A alguien le sorprende ya el por qué del nombre de ‘Garganta del Diablo’. El estruendoso ruido del descenso del agua, sumado a la profundidad en donde se pierde de vista el salto, fue su inspiración. Además, marca el límite entre Argentina y Brasil. Aunque pueda parecer irreal, cuando se ve por primera vez pronto superas el inicial asombro para dejar que la arrebatadora belleza de esta catarata te conquiste. Quizá lo único que haya de falso sea el cinematográfico camino por el que Robert de Niro, cargado con todas sus armas, ascendía la Garganta del Diablo en la película La Misión, al observarla con detalle te das cuenta de que esa hazaña es imposible. Imposible soportar los tres millones de litros cúbicos por minuto que caen sin orden aparente.

Si puedes resistir esa deslumbrante vista, lo único que queda es dejarse llevar por el ruido, el caudal, la increíble magnitud de las cataratas, y por que no, por ese espectáculo que brindan los vencejos, pájaros característicos de las Cataratas del Iguazú que se lanzan en picada, en paralelo a los saltos, como si quisieran confundirse con el agua.
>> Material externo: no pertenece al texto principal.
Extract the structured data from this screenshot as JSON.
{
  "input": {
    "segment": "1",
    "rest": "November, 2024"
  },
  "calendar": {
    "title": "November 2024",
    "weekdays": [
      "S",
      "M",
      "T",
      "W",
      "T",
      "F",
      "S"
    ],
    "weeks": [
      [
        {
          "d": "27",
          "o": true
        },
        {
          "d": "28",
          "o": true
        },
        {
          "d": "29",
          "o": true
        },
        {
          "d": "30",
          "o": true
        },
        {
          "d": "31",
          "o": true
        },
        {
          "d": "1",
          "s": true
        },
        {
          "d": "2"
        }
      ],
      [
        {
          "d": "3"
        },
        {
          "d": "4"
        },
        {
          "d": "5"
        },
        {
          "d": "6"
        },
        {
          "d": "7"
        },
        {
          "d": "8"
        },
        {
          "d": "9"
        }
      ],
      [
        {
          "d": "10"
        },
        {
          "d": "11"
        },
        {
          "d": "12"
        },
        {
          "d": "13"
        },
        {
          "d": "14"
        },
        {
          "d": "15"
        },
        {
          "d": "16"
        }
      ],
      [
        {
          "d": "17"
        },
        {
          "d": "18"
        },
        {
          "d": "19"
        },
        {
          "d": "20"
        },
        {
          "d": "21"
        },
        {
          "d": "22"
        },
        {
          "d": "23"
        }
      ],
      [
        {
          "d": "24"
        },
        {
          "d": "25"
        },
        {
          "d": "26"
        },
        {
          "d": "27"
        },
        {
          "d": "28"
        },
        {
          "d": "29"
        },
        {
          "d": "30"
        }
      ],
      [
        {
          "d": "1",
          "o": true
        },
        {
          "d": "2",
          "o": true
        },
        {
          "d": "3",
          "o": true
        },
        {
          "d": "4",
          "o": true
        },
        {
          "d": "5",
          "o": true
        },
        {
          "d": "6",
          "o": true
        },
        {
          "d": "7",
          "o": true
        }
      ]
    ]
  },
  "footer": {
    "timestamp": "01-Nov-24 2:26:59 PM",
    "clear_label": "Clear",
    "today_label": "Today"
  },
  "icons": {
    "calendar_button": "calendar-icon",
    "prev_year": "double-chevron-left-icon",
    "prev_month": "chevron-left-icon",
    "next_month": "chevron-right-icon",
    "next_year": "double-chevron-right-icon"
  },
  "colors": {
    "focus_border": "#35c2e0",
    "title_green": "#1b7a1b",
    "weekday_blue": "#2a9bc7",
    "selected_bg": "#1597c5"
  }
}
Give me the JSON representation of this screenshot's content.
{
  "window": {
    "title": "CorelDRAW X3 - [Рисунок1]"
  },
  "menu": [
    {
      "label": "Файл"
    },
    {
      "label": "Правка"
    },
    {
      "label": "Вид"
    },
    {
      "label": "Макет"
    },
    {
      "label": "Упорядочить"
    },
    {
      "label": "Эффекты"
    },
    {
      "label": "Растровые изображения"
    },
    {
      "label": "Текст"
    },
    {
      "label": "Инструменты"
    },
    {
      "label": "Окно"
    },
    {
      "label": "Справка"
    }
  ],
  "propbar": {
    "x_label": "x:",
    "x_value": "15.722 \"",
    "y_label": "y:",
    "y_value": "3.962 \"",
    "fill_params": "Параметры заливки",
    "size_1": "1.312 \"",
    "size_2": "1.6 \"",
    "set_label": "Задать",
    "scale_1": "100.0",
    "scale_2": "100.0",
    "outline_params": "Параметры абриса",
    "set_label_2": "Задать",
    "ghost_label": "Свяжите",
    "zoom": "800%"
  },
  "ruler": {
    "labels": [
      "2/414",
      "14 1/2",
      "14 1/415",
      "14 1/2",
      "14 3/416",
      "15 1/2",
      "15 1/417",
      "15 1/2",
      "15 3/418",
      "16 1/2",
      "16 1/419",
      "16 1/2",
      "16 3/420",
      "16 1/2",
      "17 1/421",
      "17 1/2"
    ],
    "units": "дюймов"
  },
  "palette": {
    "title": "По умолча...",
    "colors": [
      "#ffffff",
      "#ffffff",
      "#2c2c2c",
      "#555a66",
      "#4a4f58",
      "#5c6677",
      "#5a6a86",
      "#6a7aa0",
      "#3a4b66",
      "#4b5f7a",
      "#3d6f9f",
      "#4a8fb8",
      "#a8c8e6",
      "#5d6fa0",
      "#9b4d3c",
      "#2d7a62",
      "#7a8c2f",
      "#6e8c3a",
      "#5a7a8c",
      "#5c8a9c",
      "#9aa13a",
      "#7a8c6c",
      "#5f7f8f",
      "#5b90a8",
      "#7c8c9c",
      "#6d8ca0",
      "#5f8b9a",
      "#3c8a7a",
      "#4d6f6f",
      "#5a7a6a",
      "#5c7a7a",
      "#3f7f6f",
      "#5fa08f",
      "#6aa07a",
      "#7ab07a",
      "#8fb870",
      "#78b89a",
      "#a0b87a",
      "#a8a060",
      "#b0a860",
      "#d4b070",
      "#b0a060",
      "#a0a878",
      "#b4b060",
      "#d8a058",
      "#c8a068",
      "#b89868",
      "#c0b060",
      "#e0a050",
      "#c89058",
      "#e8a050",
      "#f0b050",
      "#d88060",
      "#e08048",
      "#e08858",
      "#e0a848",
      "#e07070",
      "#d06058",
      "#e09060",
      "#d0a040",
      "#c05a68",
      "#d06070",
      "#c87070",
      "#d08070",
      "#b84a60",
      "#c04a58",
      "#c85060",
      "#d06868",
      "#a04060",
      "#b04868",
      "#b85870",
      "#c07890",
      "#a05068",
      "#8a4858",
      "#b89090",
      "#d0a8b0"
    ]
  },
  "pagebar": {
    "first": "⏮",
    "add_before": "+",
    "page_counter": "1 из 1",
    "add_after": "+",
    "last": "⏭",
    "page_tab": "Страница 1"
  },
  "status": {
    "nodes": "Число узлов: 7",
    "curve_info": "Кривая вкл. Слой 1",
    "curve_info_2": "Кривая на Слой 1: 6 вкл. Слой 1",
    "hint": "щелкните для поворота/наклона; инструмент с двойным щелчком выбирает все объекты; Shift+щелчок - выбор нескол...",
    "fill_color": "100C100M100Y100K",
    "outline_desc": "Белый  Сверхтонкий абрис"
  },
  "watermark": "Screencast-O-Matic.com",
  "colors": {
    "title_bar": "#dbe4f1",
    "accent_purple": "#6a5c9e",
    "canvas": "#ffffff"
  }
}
Estas aves pequeñas y de plumaje oscuro son una especie exclusiva de ese lugar y por ello fueron elegidos por la Administración Nacional de Parques Nacionales como el símbolo representativo del Parque. Si tienes la suerte de que el viento dirija esas fumarolas

Con esas impresiones aún vivas en nuestras retinas, recobramos el aliento y nos fuimos por los mismos senderos hasta la salida de ese ‘paraíso’. Los mismos guaraníes, vendedores de artesanía, que nos dieron la bienvenida a las 8 de la mañana seguían ahí a las 19.00 horas. Toda una jornada. Esos mismos indios que tienen que soportar cada día la ‘avalancha’ de turistas cuando conviven en la provincia argentina que concentra en su geografía el mayor número de campesinos empobrecidos o indigentes, estén ocupados o desocupados. Es también el sitio donde la extranjerización de la tierra ha asumido caracteres más agudos. Los ‘pobres’ del monte ven sobrevolar a esos monstruos de acero, a esos helicópteros que cada cinco minutos trasladan a gente portadora de dólares o euros. Les pasan por encima, y no desparraman nada.